Advances in the science of measurement are simplifying the task of accurately quantifying uncertainty.
Michael Brown, Fluke Calibration
Accurate measurements are critical to every aspect of our lives; that’s why metrology is the oldest science in the world. Our ability to understand the world around us depends on how well we can measure it.
The calibration universe creates a way for the SI to be passed down the calibration pyramid into the industry.
As time and technology have advanced, so too have metrology and the science of measurement. Each advance in metrology also requires a look back. Any calibrations or new measurement technologies must be compared against the International System of Units (SI). Until recently, these standards for comparisons were specially constructed physical artifacts that represented each measurement discipline. For example, the kilogram artifact was a cylinder of platinum-iridium alloy about the size of a plum. But in 2018, the SI was revised to base the measurements on constants of nature.
Why the change? Many of the artifacts were carefully kept under lock and key so they didn’t erode. Over the centuries, the materials used could change, erode, or become inaccurate which would throw off measurements down the line. That was just a level of uncertainty we all had to live with, making scientists unhappy for many years. But that uncertainty has vanished with the adoption of natural constants.
The change in standards practices involves the hierarchy of calibration and why it exists. Of course, ordinary technical personnel can’t directly check their
measurements against the measurement artifacts such as those stored at NIST. In the new SI many of the items needed to realize the new constants of nature in a laboratory are not readily available to all, or are cost prohibitive and large. So, not every measurement can be compared against these standards to ensure it’s accuracy. Instead, we rely on a sequence of calibrations all leading back to the SI. Every instrument used in the lineup has a spot on the hierarchy with the SI sitting at the top.
For example, a digital multimeter is calibrated by a multifunction calibrator. That multifunction calibrator was calibrated by a more accurate multi-product bench calibrator in a calibration lab. In turn, that bench calibrator was calibrated by even more accurate references in one of the National Metrology Institutes (NMI). And finally the references used in the NMI have been compared against the SI to determine their accuracy.
The necessity of traceability
Traceability documents the measurement hierarchy. The traceability pyramid creates an efficient and economic way for each lab or individual to access calibration standards. The series of tools and calibrators comprising the pyramid to the SI helps demonstrate the uncertainty level for each tool’s accuracy. Traceability steps form a chain of calibrations from the SI on down.
Fluke Calibration 8558A 8.5 Digit Multimeter can be used to calibrate a multifunction calibrator.

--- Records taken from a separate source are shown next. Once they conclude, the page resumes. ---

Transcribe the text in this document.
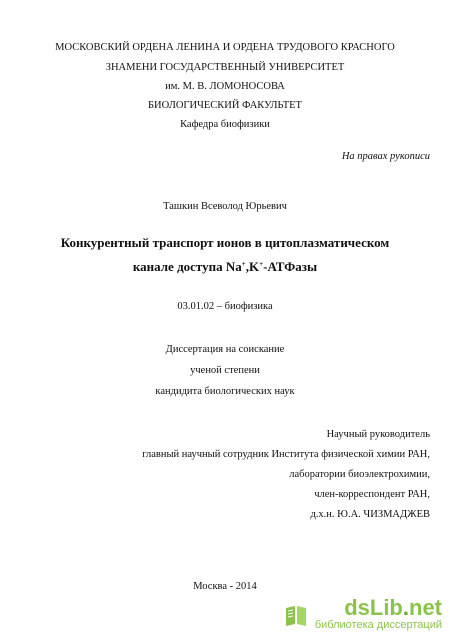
МОСКОВСКИЙ ОРДЕНА ЛЕНИНА И ОРДЕНА ТРУДОВОГО КРАСНОГО
ЗНАМЕНИ ГОСУДАРСТВЕННЫЙ УНИВЕРСИТЕТ
им. М. В. ЛОМОНОСОВА
БИОЛОГИЧЕСКИЙ ФАКУЛЬТЕТ
Кафедра биофизики
На правах рукописи
Ташкин Всеволод Юрьевич
Конкурентный транспорт ионов в цитоплазматическом
канале доступа Na+,K+-АТФазы
03.01.02 – биофизика
Диссертация на соискание
ученой степени
кандидита биологических наук
Научный руководитель
главный научный сотрудник Института физической химии РАН,
лаборатории биоэлектрохимии,
член-корреспондент РАН,
д.х.н. Ю.А. ЧИЗМАДЖЕВ
Москва - 2014
dsLib.net
библиотека диссертаций
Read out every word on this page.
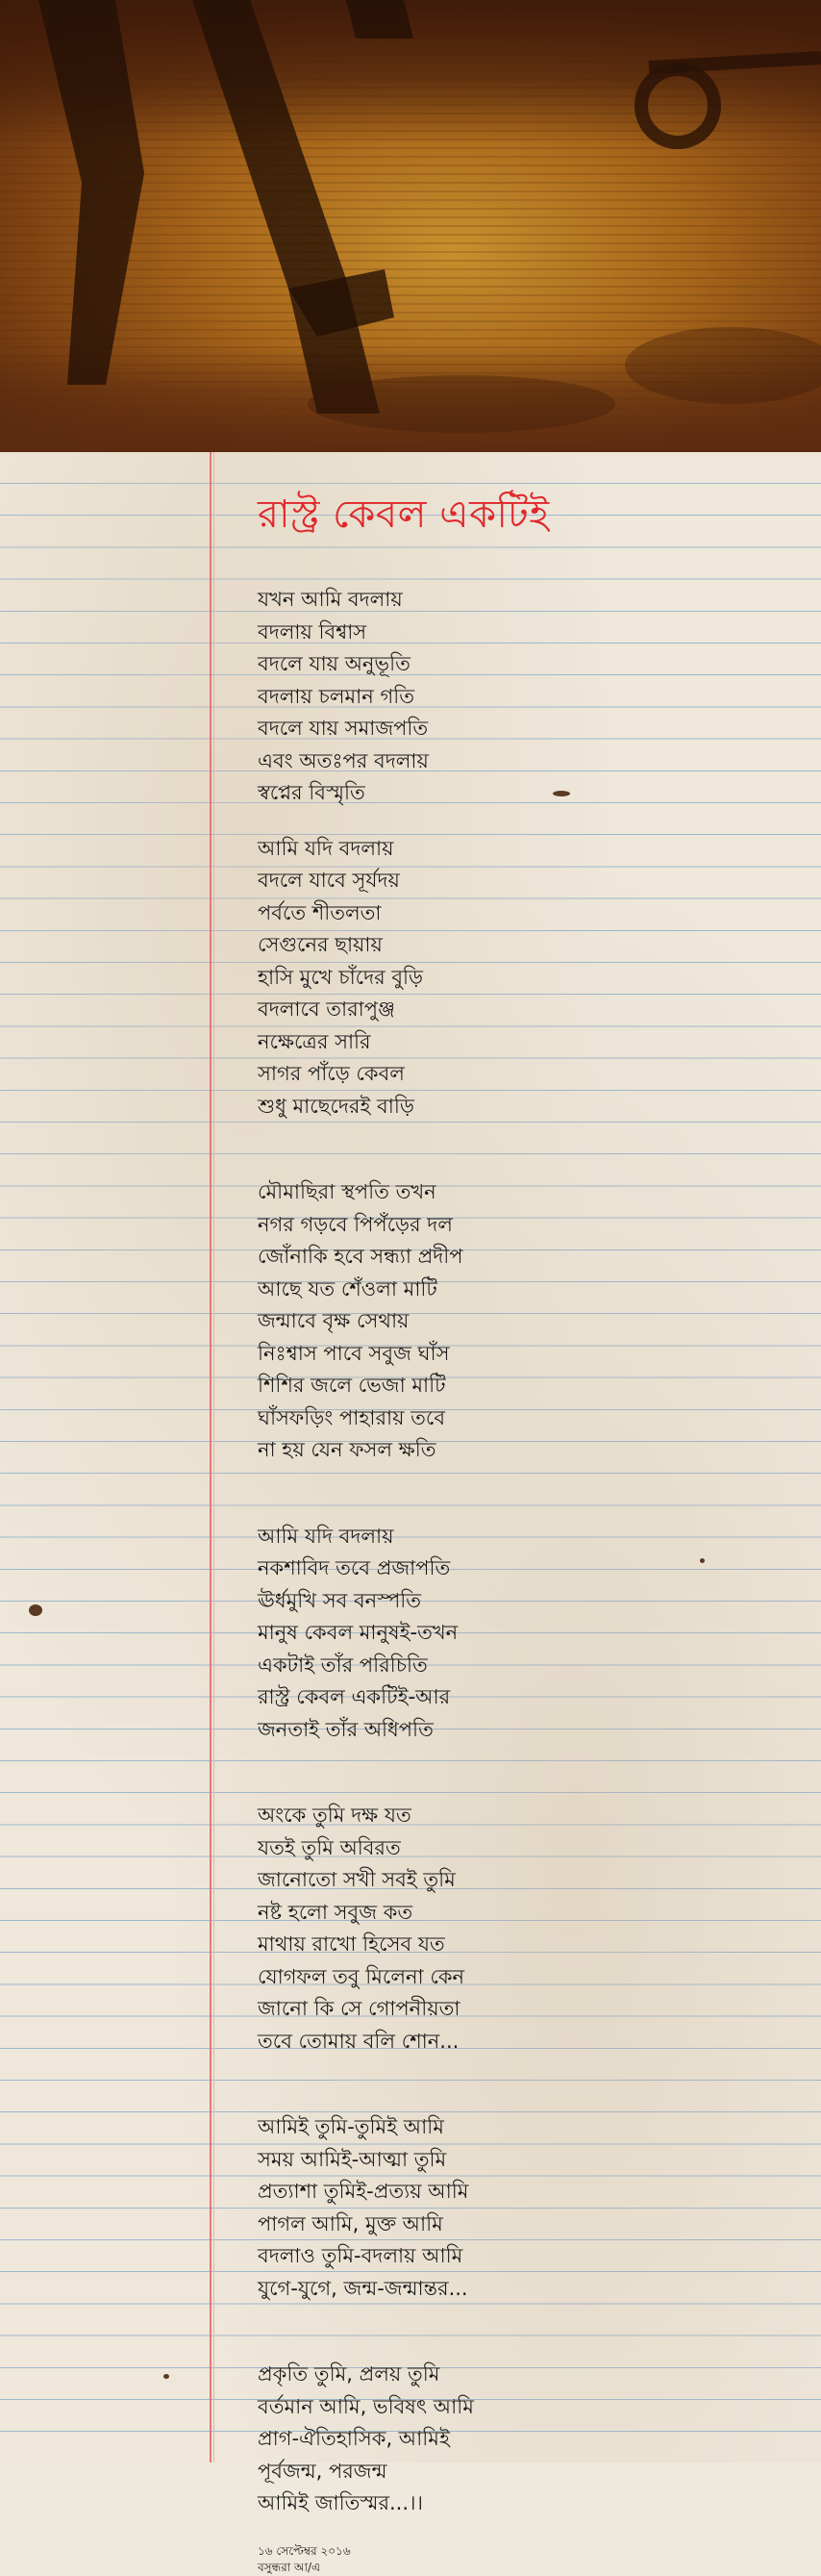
রাস্ট্র কেবল একটিই
যখন আমি বদলায়
বদলায় বিশ্বাস
বদলে যায় অনুভূতি
বদলায় চলমান গতি
বদলে যায় সমাজপতি
এবং অতঃপর বদলায়
স্বপ্নের বিস্মৃতি
আমি যদি বদলায়
বদলে যাবে সূর্যদয়
পর্বতে শীতলতা
সেগুনের ছায়ায়
হাসি মুখে চাঁদের বুড়ি
বদলাবে তারাপুঞ্জ
নক্ষেত্রের সারি
সাগর পাঁড়ে কেবল
শুধু মাছেদেরই বাড়ি
মৌমাছিরা স্থপতি তখন
নগর গড়বে পিপঁড়ের দল
জোঁনাকি হবে সন্ধ্যা প্রদীপ
আছে যত শেঁওলা মাটি
জন্মাবে বৃক্ষ সেথায়
নিঃশ্বাস পাবে সবুজ ঘাঁস
শিশির জলে ভেজা মাটি
ঘাঁসফড়িং পাহারায় তবে
না হয় যেন ফসল ক্ষতি
আমি যদি বদলায়
নকশাবিদ তবে প্রজাপতি
ঊর্ধমুখি সব বনস্পতি
মানুষ কেবল মানুষই-তখন
একটাই তাঁর পরিচিতি
রাস্ট্র কেবল একটিই-আর
জনতাই তাঁর অধিপতি
অংকে তুমি দক্ষ যত
যতই তুমি অবিরত
জানোতো সখী সবই তুমি
নষ্ট হলো সবুজ কত
মাথায় রাখো হিসেব যত
যোগফল তবু মিলেনা কেন
জানো কি সে গোপনীয়তা
তবে তোমায় বলি শোন...
আমিই তুমি-তুমিই আমি
সময় আমিই-আত্মা তুমি
প্রত্যাশা তুমিই-প্রত্যয় আমি
পাগল আমি, মুক্ত আমি
বদলাও তুমি-বদলায় আমি
যুগে-যুগে, জন্ম-জন্মান্তর...
প্রকৃতি তুমি, প্রলয় তুমি
বর্তমান আমি, ভবিষৎ আমি
প্রাগ-ঐতিহাসিক, আমিই
পূর্বজন্ম, পরজন্ম
আমিই জাতিস্মর...।।
১৬ সেপ্টেম্বর ২০১৬
বসুন্ধরা আ/এ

Below the SI sits National Metrology Institutes (NMI), the group that facilitates the promotion of the SI. However, every lab or individual can’t work directly with the NMIs. NMI-level calibration standards are used to calibrate primary calibration standards or instruments. Those primary calibration standards are then used to calibrate secondary standards. Those are then used to calibrate working standards. Each of these levels allows efficient and affordable dissemination of SI standards down the calibration chain.

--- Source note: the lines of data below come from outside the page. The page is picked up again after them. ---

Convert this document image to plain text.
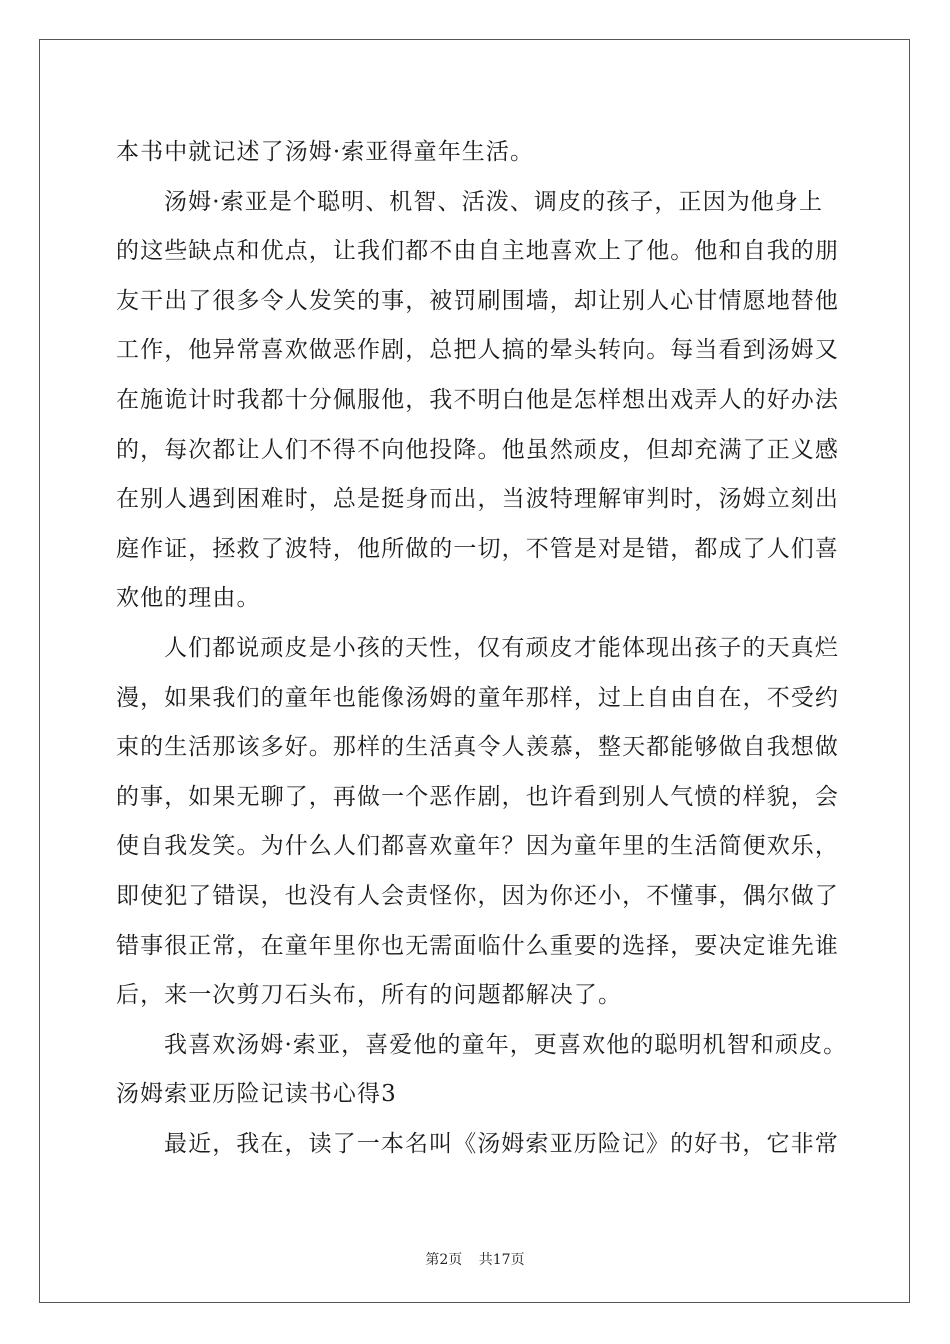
本书中就记述了汤姆·索亚得童年生活。
汤姆·索亚是个聪明、机智、活泼、调皮的孩子，正因为他身上
的这些缺点和优点，让我们都不由自主地喜欢上了他。他和自我的朋
友干出了很多令人发笑的事，被罚刷围墙，却让别人心甘情愿地替他
工作，他异常喜欢做恶作剧，总把人搞的晕头转向。每当看到汤姆又
在施诡计时我都十分佩服他，我不明白他是怎样想出戏弄人的好办法
的，每次都让人们不得不向他投降。他虽然顽皮，但却充满了正义感
在别人遇到困难时，总是挺身而出，当波特理解审判时，汤姆立刻出
庭作证，拯救了波特，他所做的一切，不管是对是错，都成了人们喜
欢他的理由。
人们都说顽皮是小孩的天性，仅有顽皮才能体现出孩子的天真烂
漫，如果我们的童年也能像汤姆的童年那样，过上自由自在，不受约
束的生活那该多好。那样的生活真令人羡慕，整天都能够做自我想做
的事，如果无聊了，再做一个恶作剧，也许看到别人气愤的样貌，会
使自我发笑。为什么人们都喜欢童年？因为童年里的生活简便欢乐，
即使犯了错误，也没有人会责怪你，因为你还小，不懂事，偶尔做了
错事很正常，在童年里你也无需面临什么重要的选择，要决定谁先谁
后，来一次剪刀石头布，所有的问题都解决了。
我喜欢汤姆·索亚，喜爱他的童年，更喜欢他的聪明机智和顽皮。
汤姆索亚历险记读书心得3
最近，我在，读了一本名叫《汤姆索亚历险记》的好书，它非常
第2页 共17页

The process of keeping traceability records is important for metrology as a whole, but also within industries. Many technical and quality industry standards require proof of the unbroken chain back to the pertinent SI unit.
The paper-based recording process has been cumbersome. As a tool is calibrated, the lab doing the work would print out a calibration certificate showing what was calibrated and how it was calibrated. This certificate would often include a statement of traceability or a list of calibration standards used for that particular calibration. The downside of this process was that each lab had their own way of recording calibration data. The calibration statement could vary from one lab to another–not all calibrations laboratories followed the same industry standards or fit in the same place on the calibration hierarchy.
As nearly everything is becoming digital, so too is traceability. By digitizing the calibration certificates, industry can have a database of traceability for each instrument. The traceability pyramid can become a digital calibration chain, containing information about measurements on the tools, as well as those above, below, or around them. The digitization of calibration certificates, in addition to the refreshed SI constants, brings the world one step closer to realizing the “for all times, for all people” idea behind the original SI.